In this notebook, Jeremy writes:
We’ll create dummy variables for
Pclass
, even although it’s numeric, since the numbers1
,2
, and3
correspond to first, second, and third class cabins - not to counts or measures that make sense to multiply by.
He also explains it in the video lesson.
When dealing with Embarked
, which is C, Q or S, Jeremy says that coding C,Q,S to 0,1,2 or 2,0,1 or 1,0,2 or any of the 6 possible combinations won’t make a difference, because there is no order between C, Q and S. And it doesn’t make sense to add or multiply those values. It’s just a way to convert it to numbers. I agree with that, it makes sense.

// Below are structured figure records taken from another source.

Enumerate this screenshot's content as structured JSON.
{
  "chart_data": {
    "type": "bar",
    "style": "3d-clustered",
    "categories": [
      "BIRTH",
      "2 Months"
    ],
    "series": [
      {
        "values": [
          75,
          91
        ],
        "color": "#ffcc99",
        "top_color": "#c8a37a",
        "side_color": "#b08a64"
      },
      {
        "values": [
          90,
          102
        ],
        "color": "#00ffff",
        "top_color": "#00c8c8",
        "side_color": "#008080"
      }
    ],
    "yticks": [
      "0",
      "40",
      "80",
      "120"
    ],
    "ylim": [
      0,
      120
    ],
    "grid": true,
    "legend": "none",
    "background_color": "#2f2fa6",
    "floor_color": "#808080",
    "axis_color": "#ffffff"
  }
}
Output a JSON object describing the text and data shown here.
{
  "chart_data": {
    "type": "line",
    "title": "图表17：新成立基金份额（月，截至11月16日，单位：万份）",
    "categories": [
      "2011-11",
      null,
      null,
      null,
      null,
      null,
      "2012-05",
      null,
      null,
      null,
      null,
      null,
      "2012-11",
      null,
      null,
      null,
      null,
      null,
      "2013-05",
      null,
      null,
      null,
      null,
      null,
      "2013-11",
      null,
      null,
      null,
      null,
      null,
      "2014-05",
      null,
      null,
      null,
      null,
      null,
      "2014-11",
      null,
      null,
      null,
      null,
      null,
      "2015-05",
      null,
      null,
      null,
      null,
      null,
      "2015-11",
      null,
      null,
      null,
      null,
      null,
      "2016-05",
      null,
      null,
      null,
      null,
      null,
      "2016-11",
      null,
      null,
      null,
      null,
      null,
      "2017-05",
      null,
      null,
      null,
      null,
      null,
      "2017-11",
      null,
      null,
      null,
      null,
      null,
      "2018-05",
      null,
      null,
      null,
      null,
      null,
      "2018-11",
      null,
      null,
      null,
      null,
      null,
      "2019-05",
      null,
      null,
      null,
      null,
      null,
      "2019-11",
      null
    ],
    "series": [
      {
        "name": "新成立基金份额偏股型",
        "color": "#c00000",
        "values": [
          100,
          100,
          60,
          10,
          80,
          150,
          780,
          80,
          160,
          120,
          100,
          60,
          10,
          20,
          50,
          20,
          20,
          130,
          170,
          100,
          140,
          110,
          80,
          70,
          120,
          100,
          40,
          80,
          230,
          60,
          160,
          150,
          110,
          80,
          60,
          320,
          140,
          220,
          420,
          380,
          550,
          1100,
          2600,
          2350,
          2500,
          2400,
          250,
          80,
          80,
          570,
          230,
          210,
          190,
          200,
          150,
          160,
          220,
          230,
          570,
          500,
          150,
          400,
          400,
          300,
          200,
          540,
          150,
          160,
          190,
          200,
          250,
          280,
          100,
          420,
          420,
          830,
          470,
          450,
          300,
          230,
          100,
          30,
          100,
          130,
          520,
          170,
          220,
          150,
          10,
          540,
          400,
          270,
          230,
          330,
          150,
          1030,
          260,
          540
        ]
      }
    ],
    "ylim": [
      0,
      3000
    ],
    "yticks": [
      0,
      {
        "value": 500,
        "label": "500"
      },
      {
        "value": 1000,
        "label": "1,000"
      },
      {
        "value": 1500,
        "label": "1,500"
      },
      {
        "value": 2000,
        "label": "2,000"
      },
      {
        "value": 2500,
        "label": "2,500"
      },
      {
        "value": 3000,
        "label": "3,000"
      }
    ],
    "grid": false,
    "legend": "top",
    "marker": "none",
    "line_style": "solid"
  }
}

But when dealing with Pclass
, I don’t get it.
Passenger class is an ordered concept from 1 to 3, just like Parch (number of parents or children aboard) is an ordered concept from 0 to 6.
Why would it make sense to add/multiply things like Parch, but not Pclass? Someone having 2 parents/children onboard has more parents/children onboard than someone with Parch 1 and less parents/children onboard than someone with Parch 3. There is definitely an order, that is why Jeremy left it as numerical variable.
But in the same way, someone in class 2 has a higher class ticket than someone in class 1 and a lower class ticket than someone in class 3, that is definitely also an ordered concept, so why not using it as-is, as a number?
Can someone explain what I’m missing?